Brian J. Murton, University of Hawaii, 267 Panio Street, Honolulu, HI 96821. bmurton@hawaii.edu.
The Textual Displacement of Maori in Early Colonial Northern Aotearoa/New Zealand.
This paper uses the chapters of J. S. Polacks New Zealand: Being A Narrative Of Travels and Adventures During A Residence In That Country Between The Years 1831 and 1837 (1838) that deal with the area lying between the Hokianga and Kaipara Harbours in northern New Zealand to illustrate how representational practices can help clarify how colonizing power works through the imposition of an appearance of order that seemingly emanates from nature itself, rather from the ordering of appearances in representational practices. Polacks text ordered and naturalized the landscape, dividing the area into the primitive spaces of Maori villages, and empty lands, thus displacing Maori and re-situating them within a new regime of power and knowledge. Colonial rhetoric such as this facilitated the more formal processes usually associated with Maori dispossession of land and resources and they represent the beginning of governmentality in New Zealand.
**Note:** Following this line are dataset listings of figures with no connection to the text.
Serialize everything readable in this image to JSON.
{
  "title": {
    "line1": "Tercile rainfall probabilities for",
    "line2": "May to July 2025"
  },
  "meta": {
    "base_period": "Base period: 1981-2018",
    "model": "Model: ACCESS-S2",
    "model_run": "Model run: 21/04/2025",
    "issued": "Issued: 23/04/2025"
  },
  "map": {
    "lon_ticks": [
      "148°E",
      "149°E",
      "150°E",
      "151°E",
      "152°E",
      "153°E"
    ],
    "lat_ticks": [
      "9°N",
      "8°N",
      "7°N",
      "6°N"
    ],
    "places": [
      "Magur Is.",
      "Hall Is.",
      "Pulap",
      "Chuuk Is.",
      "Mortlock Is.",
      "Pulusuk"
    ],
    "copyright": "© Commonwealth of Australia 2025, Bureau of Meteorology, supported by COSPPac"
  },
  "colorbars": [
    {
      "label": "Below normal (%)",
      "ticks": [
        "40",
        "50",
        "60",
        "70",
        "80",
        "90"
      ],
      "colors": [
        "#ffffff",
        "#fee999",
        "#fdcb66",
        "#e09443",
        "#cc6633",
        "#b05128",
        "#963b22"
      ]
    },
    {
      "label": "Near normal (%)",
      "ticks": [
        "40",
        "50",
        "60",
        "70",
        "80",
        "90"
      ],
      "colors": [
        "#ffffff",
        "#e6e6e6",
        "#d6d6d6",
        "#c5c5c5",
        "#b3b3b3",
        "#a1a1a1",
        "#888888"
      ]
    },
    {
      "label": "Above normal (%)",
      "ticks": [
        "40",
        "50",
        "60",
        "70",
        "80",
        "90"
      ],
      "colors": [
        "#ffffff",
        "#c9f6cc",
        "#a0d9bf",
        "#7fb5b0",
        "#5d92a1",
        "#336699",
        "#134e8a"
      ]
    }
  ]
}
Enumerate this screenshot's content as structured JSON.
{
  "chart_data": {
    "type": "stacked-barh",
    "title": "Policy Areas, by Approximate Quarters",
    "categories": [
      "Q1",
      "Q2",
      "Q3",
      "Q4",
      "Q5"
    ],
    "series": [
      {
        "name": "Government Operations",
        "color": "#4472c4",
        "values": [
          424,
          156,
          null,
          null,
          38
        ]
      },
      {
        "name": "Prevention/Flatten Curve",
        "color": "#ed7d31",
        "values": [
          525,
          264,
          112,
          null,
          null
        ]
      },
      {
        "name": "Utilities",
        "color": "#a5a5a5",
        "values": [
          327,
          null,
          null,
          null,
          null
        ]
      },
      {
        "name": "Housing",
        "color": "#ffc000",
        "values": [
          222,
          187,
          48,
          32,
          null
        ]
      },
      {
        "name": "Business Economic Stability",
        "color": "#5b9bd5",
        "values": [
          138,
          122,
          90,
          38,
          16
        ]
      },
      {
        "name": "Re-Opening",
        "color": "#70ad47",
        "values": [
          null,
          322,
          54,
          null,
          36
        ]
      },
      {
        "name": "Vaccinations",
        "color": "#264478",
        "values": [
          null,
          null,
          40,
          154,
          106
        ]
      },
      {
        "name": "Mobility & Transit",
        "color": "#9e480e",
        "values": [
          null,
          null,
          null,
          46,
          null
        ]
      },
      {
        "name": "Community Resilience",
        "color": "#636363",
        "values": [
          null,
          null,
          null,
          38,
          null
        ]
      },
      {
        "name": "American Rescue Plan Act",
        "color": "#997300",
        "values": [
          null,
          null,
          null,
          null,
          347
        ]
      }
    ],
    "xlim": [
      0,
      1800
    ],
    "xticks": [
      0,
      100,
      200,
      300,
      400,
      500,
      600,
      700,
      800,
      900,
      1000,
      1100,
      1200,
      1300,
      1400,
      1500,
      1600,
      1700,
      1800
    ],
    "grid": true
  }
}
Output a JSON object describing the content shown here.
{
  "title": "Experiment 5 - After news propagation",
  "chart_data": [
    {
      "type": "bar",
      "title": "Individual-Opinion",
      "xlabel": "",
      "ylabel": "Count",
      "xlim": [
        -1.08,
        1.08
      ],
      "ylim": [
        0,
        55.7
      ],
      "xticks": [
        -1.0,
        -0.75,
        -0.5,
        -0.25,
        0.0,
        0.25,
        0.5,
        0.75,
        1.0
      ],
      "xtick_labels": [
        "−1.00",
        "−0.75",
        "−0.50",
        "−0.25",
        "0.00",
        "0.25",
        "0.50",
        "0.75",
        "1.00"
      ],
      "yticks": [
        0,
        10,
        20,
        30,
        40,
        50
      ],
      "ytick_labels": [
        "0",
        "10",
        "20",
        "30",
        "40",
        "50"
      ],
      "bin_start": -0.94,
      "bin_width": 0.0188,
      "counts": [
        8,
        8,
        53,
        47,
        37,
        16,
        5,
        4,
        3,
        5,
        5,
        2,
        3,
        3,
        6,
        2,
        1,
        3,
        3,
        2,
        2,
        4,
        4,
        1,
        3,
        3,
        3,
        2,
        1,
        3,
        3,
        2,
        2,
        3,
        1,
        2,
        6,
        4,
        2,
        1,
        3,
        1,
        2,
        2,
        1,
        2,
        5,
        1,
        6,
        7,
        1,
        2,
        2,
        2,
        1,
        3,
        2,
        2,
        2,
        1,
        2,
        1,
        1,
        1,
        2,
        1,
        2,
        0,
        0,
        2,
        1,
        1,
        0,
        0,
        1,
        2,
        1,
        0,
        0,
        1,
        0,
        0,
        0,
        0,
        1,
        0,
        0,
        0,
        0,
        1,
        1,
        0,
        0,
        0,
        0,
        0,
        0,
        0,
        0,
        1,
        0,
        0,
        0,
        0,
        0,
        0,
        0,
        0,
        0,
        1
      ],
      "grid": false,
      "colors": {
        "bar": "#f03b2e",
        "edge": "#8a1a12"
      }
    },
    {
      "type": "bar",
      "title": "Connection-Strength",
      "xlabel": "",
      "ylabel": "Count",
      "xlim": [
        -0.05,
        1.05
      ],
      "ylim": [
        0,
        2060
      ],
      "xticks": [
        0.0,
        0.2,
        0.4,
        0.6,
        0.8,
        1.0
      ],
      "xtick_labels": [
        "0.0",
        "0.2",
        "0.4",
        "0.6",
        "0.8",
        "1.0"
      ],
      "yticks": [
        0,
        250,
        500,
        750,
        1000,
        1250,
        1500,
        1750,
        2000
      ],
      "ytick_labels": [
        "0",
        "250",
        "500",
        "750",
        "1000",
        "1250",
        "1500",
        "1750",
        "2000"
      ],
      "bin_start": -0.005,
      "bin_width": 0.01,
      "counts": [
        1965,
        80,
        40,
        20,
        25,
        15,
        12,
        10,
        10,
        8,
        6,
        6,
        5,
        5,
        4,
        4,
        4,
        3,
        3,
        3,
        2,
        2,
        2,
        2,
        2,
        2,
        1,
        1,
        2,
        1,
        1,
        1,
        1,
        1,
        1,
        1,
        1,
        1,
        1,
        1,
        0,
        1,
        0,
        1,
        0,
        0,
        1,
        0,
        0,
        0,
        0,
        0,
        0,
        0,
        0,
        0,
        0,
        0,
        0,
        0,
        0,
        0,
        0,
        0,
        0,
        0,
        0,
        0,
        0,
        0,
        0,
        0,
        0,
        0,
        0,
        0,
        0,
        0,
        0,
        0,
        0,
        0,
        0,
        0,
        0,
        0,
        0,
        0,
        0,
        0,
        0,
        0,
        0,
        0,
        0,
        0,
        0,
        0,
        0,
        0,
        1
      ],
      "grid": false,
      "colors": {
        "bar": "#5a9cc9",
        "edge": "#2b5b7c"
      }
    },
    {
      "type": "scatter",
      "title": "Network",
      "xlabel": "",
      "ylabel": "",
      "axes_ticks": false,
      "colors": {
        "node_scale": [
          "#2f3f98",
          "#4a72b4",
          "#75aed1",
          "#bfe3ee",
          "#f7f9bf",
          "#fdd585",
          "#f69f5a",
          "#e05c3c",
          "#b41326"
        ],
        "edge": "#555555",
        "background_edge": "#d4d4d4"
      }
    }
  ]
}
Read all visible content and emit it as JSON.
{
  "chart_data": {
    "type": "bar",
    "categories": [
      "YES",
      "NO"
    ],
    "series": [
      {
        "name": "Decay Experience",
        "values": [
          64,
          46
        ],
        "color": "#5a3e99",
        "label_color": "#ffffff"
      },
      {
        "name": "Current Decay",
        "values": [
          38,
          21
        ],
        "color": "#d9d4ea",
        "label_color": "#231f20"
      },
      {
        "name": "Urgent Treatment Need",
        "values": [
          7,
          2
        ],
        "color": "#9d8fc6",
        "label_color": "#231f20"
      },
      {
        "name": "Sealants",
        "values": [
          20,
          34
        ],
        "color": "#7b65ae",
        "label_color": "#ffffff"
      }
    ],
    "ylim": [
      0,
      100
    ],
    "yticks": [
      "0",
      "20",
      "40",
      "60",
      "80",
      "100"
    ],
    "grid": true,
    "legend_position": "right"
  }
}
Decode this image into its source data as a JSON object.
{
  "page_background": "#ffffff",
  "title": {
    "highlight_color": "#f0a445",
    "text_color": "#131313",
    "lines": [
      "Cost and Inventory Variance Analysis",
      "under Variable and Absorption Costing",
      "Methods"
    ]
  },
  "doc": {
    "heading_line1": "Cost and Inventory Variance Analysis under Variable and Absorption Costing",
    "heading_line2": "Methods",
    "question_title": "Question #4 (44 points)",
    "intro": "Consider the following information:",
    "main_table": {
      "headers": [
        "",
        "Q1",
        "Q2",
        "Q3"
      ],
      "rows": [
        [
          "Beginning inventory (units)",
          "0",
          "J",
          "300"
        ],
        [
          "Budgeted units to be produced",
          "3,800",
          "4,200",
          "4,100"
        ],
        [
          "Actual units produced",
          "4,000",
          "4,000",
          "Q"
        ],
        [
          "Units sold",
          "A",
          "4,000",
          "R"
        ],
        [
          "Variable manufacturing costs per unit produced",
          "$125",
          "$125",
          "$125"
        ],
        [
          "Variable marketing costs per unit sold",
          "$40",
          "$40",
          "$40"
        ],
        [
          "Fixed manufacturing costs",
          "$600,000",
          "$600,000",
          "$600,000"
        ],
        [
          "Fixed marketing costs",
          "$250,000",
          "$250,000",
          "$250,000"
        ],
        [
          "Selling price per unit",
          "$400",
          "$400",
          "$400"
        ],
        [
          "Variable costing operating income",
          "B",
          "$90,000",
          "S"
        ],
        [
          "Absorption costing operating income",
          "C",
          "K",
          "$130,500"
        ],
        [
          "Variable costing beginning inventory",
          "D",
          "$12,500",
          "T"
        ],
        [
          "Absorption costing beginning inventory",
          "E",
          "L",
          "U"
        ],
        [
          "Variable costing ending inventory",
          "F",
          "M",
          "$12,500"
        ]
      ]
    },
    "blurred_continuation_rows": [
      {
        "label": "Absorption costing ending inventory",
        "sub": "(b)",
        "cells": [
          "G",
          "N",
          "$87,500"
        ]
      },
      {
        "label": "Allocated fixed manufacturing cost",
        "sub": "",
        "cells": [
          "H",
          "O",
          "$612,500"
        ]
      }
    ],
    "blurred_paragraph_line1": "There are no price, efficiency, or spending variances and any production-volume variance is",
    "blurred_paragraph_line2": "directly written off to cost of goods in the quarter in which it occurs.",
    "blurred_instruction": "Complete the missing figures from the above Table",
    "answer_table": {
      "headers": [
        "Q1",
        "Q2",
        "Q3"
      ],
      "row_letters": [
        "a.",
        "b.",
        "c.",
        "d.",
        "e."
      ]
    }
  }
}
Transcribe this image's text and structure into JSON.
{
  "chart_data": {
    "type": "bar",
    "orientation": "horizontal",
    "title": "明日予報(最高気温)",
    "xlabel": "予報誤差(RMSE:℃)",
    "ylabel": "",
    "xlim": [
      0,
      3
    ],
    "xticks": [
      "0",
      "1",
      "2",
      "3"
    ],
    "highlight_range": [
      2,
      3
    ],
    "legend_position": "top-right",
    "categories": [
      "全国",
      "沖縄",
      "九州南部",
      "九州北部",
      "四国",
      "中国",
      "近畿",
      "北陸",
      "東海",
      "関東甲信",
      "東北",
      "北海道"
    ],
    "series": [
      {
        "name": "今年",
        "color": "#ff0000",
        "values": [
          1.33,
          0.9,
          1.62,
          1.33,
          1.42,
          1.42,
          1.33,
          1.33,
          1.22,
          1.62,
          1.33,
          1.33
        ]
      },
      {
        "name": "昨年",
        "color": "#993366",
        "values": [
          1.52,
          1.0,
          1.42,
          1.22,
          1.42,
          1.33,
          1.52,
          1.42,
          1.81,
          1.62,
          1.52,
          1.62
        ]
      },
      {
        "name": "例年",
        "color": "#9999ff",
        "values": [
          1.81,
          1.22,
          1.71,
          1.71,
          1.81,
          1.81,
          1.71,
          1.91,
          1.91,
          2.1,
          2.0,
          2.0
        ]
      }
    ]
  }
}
In the political present, with Maori land and resource claims being negotiated with the Crown under the Treaty of Waitangi Act, the need is paramount to understand that the writings of travelers, naturalists, merchants, missionaries, and settlers produced and codified knowledge that underwrote and legitimated the deployment of the Crowns authority over Maori, and which continues to influence policy and practice today.
Keyword: Maori, displacement, New Zealand.